Frontman Nathan Willet told NME that Francican monk, Richard Rohr, inspired him while writing the record.
The record's lead single (and first track), "Love Is Mystical," talks about "supernatural love," according to Willet.
Even the singer's vocals are reminiscent of gospel on a song, which means much more, could be misinterpreted as a generic love song, if not listened to closely.
Willet's soaring vocals
out-Hozier Hozier, and proves to be one of the strongest singles the band has released.

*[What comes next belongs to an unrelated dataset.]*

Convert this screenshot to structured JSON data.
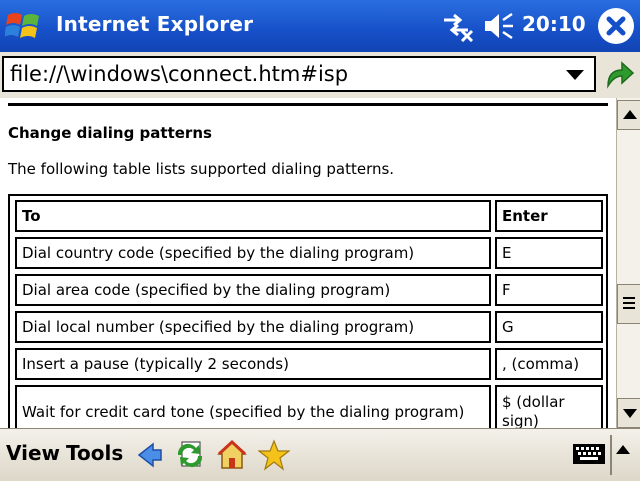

Bishop Briggs is featured on "So Tied Up." The 24-year-old British singer/songwriter adds to the song what Merry Clayton did on the Rolling Stones' "Gimme Shelter." Though Willet handles lead vocals throughout the song, Briggs is just as integral as a backing vocalist.
The Black Keys-esque, "Open Up The Heavens," continues the theme of questioning. Another garage rocker, "Luck Down," is almost a reprise to some of the bands older tracks like 2006's "Hang Me Out To Dry."
These songs help to make the record a good representation of all the band's phases, pairing them with some of the more radio-friendly cuts the band has been more recently known for.
The record hits a brief lull during tracks four and five. The light "Restless" briefly stops the momentum of the album, and the placement -- and even the inclusion -- of experimental interlude, "LA River," is questionable.
The second interlude is more compelling. "Wilshire Protest," featuring some of the same retro-sounding guitars as "LA River," is essentially a slam poem that sums up "L.A. Divine." The final interlude, "The Camera's Always On," which follows "Ordinary idols," feels like a good fit.
The record closes with the most blatant questioning on "Free To Breathe," even calling out God for not revealing all the answers. I found this lyric somewhat jarring, as someone coming from a Christian perspective, but am grateful Willet is open and honest about his feelings, and is willing to add his voice to the conversation.
The track says a lot. It almost feels as though the entire album was setting up for it.
"Free To Breathe" is a call for peace, not completely unlike John Lennon's "Imagine."
Ultimately, Cold War Kids is a band that's not afraid to say something and think deeper, even if they don't have all the answers.
Their latest, "L.A. Divine," is proof of that.